Võru county’s incomes sit below the national median, and like its neighbors it loses young people to Tartu, an hour north. It lands lower on this list than the Ida-Viru cities because the poverty here is milder and more diffuse — rural modest rather than industrial-collapse — but on the raw income numbers it still belongs in the bottom tier.
10. Maardu
Maardu is the curveball, and it’s here to make a point about geography. It sits right next to Tallinn, inside wealthy Harju county, and yet it has long carried one of the higher poverty and unemployment profiles in the capital region. Around 15,000 people, a majority Russian-speaking, in a town built around Soviet-era chemical and phosphorite industry that has largely gone quiet.
Maardu shows that the poverty pattern isn’t purely about distance from Tallinn — it tracks the old Soviet industrial footprint and the Russian-speaking communities tied to it. A struggling town can sit ten minutes from one of Europe’s wealthiest digital economies.
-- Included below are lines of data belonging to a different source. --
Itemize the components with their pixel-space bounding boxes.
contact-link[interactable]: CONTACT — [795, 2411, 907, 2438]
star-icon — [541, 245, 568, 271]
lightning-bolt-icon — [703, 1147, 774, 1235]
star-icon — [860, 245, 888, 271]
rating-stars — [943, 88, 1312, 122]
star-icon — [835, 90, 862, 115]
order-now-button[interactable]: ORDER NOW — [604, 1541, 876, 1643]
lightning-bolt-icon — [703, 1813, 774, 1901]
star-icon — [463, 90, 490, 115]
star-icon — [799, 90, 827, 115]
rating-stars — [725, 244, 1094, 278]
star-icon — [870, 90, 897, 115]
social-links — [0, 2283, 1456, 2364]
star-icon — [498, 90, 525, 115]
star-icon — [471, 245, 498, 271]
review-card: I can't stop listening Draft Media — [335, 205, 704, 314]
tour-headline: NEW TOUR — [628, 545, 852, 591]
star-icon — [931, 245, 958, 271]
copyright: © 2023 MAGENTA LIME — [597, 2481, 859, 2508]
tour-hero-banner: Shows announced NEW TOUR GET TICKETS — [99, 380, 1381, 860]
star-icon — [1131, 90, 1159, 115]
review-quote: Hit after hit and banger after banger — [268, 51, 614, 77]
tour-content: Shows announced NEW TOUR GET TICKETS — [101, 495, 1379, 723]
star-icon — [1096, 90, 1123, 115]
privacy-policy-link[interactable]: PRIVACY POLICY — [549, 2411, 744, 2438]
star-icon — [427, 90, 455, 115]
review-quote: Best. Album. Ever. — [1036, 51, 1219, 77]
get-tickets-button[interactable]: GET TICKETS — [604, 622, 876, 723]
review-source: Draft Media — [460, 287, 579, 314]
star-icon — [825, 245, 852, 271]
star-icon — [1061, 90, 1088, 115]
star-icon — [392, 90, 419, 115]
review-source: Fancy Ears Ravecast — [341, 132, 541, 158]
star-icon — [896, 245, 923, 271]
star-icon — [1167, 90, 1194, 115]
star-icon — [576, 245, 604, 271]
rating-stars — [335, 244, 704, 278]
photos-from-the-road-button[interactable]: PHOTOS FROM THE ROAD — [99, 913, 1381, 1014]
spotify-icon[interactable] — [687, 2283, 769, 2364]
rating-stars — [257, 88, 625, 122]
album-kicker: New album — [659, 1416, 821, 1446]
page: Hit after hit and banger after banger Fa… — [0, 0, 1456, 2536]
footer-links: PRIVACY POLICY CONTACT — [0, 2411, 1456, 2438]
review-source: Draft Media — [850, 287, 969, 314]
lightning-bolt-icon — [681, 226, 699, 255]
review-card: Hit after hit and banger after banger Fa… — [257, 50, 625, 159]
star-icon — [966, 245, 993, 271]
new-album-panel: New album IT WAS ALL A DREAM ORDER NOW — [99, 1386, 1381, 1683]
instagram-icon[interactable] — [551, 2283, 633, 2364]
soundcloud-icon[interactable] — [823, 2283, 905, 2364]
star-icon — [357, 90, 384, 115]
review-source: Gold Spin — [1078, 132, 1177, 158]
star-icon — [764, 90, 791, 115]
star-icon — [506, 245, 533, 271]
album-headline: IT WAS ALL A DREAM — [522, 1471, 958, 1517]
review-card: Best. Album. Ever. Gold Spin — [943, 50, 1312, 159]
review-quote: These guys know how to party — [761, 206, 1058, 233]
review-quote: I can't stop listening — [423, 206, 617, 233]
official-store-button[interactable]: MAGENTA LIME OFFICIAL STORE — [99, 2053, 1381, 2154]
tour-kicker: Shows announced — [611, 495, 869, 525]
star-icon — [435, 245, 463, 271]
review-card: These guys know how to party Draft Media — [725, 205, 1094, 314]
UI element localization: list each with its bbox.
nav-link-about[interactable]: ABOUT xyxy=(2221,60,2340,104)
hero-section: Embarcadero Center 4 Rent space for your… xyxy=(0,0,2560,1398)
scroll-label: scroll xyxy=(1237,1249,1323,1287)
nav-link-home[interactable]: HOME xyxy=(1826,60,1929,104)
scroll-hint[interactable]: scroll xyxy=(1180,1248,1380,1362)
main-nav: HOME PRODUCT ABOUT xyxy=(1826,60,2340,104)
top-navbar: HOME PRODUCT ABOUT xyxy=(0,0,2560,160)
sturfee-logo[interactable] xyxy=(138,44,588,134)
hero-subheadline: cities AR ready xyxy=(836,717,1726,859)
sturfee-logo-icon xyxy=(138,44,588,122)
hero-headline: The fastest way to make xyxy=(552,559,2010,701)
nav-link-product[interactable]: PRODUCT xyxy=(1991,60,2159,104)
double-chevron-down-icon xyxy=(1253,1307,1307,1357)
The proximity helps, which is why Maardu ranks last here rather than higher, but it doesn’t erase the gap.
The comparison table
| Rank | City/Town | County | Approx. population | What hollowed it out |
|---|---|---|---|---|
| 1 | Narva | Ida-Viru | ~53,000 | Textile mill collapse, language barrier, border isolation |
| 2 | Kohtla-Järve | Ida-Viru | ~33,000 | Oil-shale industry decline |
| 3 | Kallaste | Tartu (Peipsiääre) | <800 | No industry, aging Old Believer community |
| 4 | Sillamäe | Ida-Viru | ~12,000 | Former closed uranium city, plant downsizing |
| 5 | Mustvee | Jõgeva | ~1,200 | Thin fishing/trade economy, outmigration |
| 6 | Valga | Valga | ~12,000 | Divided border town, bypassed by main routes |
| 7 | Räpina | Põlva | ~2,500 | Single-employer dependence, rural drain |
| 8 | Põlva | Põlva | ~5,000 | Slow rural decline, aging population |
| 9 | Võru | Võru | ~11,000 | Remote southeast, below-median incomes |
| 10 | Maardu | Harju | ~15,000 | Defunct Soviet chemical industry |
Population figures are approximate and drawn from recent municipal data via Statistics Estonia; poverty rankings combine regional at-risk-of-poverty data with town-level census figures, which for the smallest towns are older and should be read as directional.
The part the doom lists leave out
Here’s what a clean ranking can flatten: being a “poor city in Estonia” is not the same as being a poor city in most of the world.
Estonia has universal healthcare. Tallinn runs free public transport for registered residents, and several regions have followed. Education is free through university. The relative-poverty figures that put Kallaste at 40% are measuring distance from the national median in a country where the median keeps rising — the bar itself is moving up. A pensioner in Narva on a modest fixed income gets counted as “at risk of poverty” while living in a paid-off Soviet flat with heating subsidies and a hospital down the road.
None of that erases the real problems. The Ida-Viru unemployment numbers are real. The depopulation is real — Kohtla-Järve losing two-thirds of its peak population is a genuine crisis, and the oil-shale wind-down threatens what jobs remain. The language divide that locks older Russian-speakers out of the formal economy is a structural failure that’s taken thirty years and counting to address.
But the honest version of this story is two-sided. Estonia’s poorest places are poor in a specific, regional, post-Soviet way — concentrated in the northeast and the lakeside east, tied to dead industries and hardened borders — inside a country whose overall poverty rate is falling and whose safety net is real. If you go, you’ll find the cheapest, strangest, and arguably most interesting corners of the country. The architecture in Sillamäe, the lake in Kallaste, the two-country streets of Valga: this is where Estonia keeps its most unusual stories, precisely because the money and the crowds went elsewhere.